It’s time to properly fund Wisconsin schools
By Ben Rodgers
Last week wrapped our four-part series on the rise of referendums across Wisconsin.
More and more taxpayers across Wisconsin are being impacted each election cycle as school districts are left without any other course of action but to go to voters for approval of funds needed to properly educate the state’s youth.
Anyone who reads The Press Times knows how much we cover local education, and without the support of Microsoft and local community foundations, this project would have never gotten off the ground.
Schools are vital because our economy relies on future generations being more educated than previous generations as jobs change and evolve.

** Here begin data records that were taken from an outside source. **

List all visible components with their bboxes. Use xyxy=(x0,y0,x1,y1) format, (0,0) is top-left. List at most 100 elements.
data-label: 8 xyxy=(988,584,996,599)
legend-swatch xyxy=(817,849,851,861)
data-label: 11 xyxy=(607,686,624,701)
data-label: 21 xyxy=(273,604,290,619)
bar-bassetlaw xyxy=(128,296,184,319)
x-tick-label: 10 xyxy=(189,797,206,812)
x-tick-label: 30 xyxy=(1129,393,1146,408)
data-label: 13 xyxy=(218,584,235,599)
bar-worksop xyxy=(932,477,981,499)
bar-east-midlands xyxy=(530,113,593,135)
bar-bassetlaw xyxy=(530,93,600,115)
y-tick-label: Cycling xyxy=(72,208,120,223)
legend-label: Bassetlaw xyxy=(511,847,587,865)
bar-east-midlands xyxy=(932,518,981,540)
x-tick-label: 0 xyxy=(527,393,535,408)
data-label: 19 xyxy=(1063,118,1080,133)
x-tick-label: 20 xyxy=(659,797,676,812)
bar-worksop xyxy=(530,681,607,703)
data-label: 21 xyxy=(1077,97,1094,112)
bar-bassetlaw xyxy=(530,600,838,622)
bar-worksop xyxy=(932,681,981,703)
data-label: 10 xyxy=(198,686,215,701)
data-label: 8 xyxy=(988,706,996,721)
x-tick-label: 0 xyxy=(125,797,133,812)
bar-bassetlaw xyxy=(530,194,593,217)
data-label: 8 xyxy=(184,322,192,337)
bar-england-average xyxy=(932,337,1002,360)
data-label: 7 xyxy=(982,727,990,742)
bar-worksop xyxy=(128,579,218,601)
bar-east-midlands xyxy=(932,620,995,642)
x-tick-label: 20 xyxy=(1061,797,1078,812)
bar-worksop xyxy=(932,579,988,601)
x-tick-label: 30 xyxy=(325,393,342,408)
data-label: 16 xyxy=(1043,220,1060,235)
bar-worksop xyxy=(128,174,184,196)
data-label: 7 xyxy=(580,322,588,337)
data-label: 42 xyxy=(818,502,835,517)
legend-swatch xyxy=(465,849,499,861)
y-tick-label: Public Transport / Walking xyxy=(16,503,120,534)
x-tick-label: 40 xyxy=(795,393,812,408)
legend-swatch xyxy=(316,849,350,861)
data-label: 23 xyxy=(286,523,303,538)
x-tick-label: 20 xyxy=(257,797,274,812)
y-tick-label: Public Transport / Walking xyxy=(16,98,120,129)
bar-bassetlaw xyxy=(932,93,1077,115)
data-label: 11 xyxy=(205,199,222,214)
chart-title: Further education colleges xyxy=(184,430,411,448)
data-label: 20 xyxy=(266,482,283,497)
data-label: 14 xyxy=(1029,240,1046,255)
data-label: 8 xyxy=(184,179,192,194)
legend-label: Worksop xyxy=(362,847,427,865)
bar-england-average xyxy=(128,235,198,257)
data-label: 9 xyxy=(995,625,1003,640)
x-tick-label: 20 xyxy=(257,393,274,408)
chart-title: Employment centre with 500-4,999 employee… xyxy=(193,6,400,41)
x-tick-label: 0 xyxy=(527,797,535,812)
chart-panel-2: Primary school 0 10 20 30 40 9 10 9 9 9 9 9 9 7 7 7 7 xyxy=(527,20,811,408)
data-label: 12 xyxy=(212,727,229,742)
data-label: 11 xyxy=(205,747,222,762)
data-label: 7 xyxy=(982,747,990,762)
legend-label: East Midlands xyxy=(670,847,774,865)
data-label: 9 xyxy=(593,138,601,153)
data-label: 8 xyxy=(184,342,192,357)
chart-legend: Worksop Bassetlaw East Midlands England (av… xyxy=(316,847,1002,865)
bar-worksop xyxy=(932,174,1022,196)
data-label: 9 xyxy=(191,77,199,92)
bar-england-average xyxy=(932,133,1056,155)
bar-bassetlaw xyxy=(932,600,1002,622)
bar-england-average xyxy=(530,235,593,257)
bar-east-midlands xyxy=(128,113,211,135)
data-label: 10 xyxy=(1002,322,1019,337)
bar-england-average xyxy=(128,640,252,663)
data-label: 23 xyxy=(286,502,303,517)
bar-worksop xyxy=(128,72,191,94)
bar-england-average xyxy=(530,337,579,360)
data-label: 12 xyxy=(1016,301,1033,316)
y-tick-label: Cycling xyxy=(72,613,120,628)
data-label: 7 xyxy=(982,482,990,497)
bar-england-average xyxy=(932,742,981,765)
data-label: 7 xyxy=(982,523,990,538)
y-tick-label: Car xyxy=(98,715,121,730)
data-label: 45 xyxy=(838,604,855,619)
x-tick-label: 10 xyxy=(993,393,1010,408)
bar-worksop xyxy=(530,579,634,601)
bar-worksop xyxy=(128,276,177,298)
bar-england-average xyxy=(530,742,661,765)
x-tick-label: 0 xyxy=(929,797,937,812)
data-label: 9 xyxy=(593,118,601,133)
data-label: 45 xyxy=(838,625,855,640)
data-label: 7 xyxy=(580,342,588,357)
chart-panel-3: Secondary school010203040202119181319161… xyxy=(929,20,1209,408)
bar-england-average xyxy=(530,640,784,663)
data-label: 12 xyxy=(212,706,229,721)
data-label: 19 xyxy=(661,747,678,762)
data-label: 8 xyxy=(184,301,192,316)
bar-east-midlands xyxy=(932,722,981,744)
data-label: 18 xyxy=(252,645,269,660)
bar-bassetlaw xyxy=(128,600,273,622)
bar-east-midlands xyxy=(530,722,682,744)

Take that out of the picture, and things start to crumble.
Schools are the lifeblood of a community.
Without successful learning, we cannot move forward as a society.
One way to ensure students get the education they need to succeed in a changing world is to make sure schools have quality staff and conditions that allow for the best learning environment possible.
That requires proper funding, which the lack of has increasingly led to referendums.
This project was warranted because I feel sometimes we get so focused on what’s happening in our local community, we neglect to look at the big picture.
Make no mistake, Wisconsin’s school funding formula is one of the biggest pictures to look at.
Trying to sum up our 10,000-word series here would be futile, so here are a few of my key takeaways.
• Since 2016, seven of every 10 of Wisconsin’s 421 school districts have gone to referendum.
Of those, nearly two-thirds have passed.
The reason for such a high number of referendums is due to limitations or restrictions in the school funding formula.
The current school funding formula is like a layer cake, but every layer is different in size and ingredients, leaving a less-than-desirable final product.
Our first part took an in-depth look at how schools are funded, and how referendums are now the most popular way to search for solutions.
• The bigger a school district, the bigger the problems and the stakes.
Last April, Racine passed a $1 billion referendum by five votes. It will help replace some district buildings which date as far back as the Civil War.
Green Bay passed two referendums in 2017 and is already in the process of planning its next ask of the community, something that takes about 18 months to execute properly.
The largest cities in Wisconsin, Milwaukee and Madison, also recently had to go to taxpayers to find a way to properly fund education to the tune of hundreds of millions of dollars.
• Finally, this isn’t something just affecting big school districts.
Locally, Howard-Suamico has gone to referendum nine times since 2005.
Its administrative team has done a great job in getting voter approval seven of those times, but that much effort to try and get on level footing funding-wise has fundamentally changed the education system, with district leaders having to keep an eye on the future in perpetuity.
The same can be said for every district in Greater Green Bay.
Every district in Greater Green Bay passed at least one referendum since 2015.
After countless hours of research, interviews, writing and editing, we’ve concluded the solution is to reset the revenue caps, or at the very least, adjust them.
Every district has a cap that limits what they are able to tax.
Once reset, these caps should not be dependent on student enrollments, which have been declining for the past decade.
The school funding formula is nearly 30 years old.
I can point to several areas in Brown County that look vastly different now than they did 30 years ago.
Things change as time passes, and the revenue caps have been increased and tweaked over the years.
But interestingly enough, as those cap increases slowed, stopped or even went down over the past decade, the number of referendums passing has greatly increased.
Those caps increased 6% over the past decade, while inflation went up 17% cumulatively over that same period.
Lawmakers in Madison need to understand when they adjust those revenue caps, they are ultimately adjusting what their constituents pay in property taxes and placing districts in need of referendums.
Reset the revenue caps, don’t tie the number to student enrollment and let’s give all students in Wisconsin a better chance to succeed.